とてもありがたいことにBubbleにはWUの測定・分析するための「App Metrics」が設けられています。”WUの総量”や”日毎の数量”、”カテゴリごと(検索、API、 Data Trigger etc)の数量”といった具合で詳細な分析が可能です。
※WU数はライブ環境と開発環境の合計値になります。
- [A]棒グラフ: 総量および指定期間の消費量
- [A’]円グラフ: [A]で選択した総量をカテゴリ別で表示
- さらに円グラフを該当範囲をタップするとより詳細なデータが表示され、最終的にはそのWUを消費したWFまで追うことがでます!素敵!
- [B]折れ線グラフ: 時間別の消費量
- 最近のワークロードや時間がシビアなワークロードの状況を確認して、それぞれがどんな影響を与えているのか詳しく知ることができます。
- [C]棒グラフ: 月別のWU消費量(12ヶ月固定)
プロダクトの規模から必要なプランを選択 ⇒ WUを想定
こればかりはサービスやシステムの規模によって異なりますが、ある程度想定は可能です。 例えば、以下の指標を基にBtoCのマッチングサービスをリリースしたいとしましょう
- アプリの複雑さと機能要件:
- 複雑さ: 中〜高
- 機能要件:
- 求人情報の掲載機能
- 求職者と企業のプロフィール管理
- マッチングアルゴリズム(求職者と求人の自動マッチング)
- チャット機能(リアルタイム通信)
- 応募管理と進捗トラッキング機能
- 評価とレビューシステム
- ダッシュボード(企業向けと求職者向け)
- ユーザー数とトラフィック:
- 予想ユーザー数: 初期で約10,000人(求職者と企業の合計)
- 同時接続ユーザー: ピーク時で約1,000人
- 月間PV: 約100,000ページビュー
- ストレージとデータ容量:
- ストレージ必要量: 200GB(プロフィール画像、履歴書、求人情報など)
- データベースエントリ: 20万件の求人情報とプロファイルデータ
- ファイルサイズ: 履歴書や企業資料(平均5MB)
- パフォーマンスとスケーラビリティ:
- 初期ロード時間: 2秒以下
- スケーラビリティ: 年間で3倍のユーザー増加を見込む
前述の通り、Bubbleの処理にはWUを消費します。
どの処理にどのくらいのWUを消費するのかをBubble Docsから一部抜粋して以下にまとめました。
処理 | 消費WU |
---|---|
htmlの読み込み | 0.15 |
サーバーサイドでのプラグインを呼び出し | 0.2 |
データベースでの検索 | 0.3 |
リアルタイムの更新 | 0.005 |
データトリガーのワークフローアクションの実行 | 0.05 |
データベースの書き込み、変更 | 0.5 |
外部APIの呼び出し | 0.1 |
サーバサイドのワークフローアクションの実行 | 0.6 |
各種想定値とWUの消費数を超ざっくり出すと
- ページロード: 100,000 WU
- データベース操作: 14,000 WU
- ワークフロー実行: 1,500,000 WU
- API呼び出し: 600,000 WU
- チャット機能: 1,500,000 WU
- 検索機能: 600,000 WU
合計WU消費量: 4,314,000 WU/月 となり、最低でも “Growth”プラン(WU:250k) + TIER4 (WU: 6M)を選択する必要があると考えることができます。
またBubbleのプランは即日変更が可能なため、
- 初期段階: 開発中心のため “Starter”プラン(WU:175)
- リリース段階: TIER3 (WU: 2.5M)を追加
- 保守段階: 大規模展開を想定して “Growth”プラン(WU:250k) + TIER4 (WU: 6M)の構成へ
といった段階的で柔軟な選択もできるため、まずは“Starter”で走り出し、その後の開発状況と将来的な成長を見据えたプラン選定を行うことが重要であると考えています。
まとめ
本記事では、WUの基本的な概念から、料金プラン、従量課金のリスク、最適なプランの選び方までご紹介しました。
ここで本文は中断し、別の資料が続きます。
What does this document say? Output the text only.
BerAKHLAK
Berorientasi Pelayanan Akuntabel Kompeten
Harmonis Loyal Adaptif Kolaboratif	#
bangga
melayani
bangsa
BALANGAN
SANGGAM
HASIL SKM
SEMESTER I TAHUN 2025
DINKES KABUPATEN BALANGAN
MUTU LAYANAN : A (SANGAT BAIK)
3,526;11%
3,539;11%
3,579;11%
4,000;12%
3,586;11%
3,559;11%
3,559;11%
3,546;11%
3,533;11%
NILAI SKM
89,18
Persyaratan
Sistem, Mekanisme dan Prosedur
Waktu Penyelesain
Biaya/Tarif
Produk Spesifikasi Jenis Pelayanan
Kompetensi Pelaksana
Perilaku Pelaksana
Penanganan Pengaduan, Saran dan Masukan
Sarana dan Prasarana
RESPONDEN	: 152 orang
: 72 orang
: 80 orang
いかがでしたか?
Bubble.ioのWUについて基本的な理解を深め、アプリ運営における効率的なリソース管理を目指す方に少しでも役立つ情報が提供できればと思い6時間ほど練りながら書き殴りました( `ー´)ノ
Bubble.ioは、ローコードでありながら、非常に強力なツールです。正しく使えば、アイデアをすぐに形にし、迅速に市場に投入することができます。
もちろん、学ぶべきことや注意すべき点はたくさんあります。特にWUのようなリソース管理は、コストを抑えつつパフォーマンスを最大化するために重要です。新しい情報や技術が日々進化しているこの分野で、私たちも常にアップデートを続け、より良いアプリを作り上げていきましょう!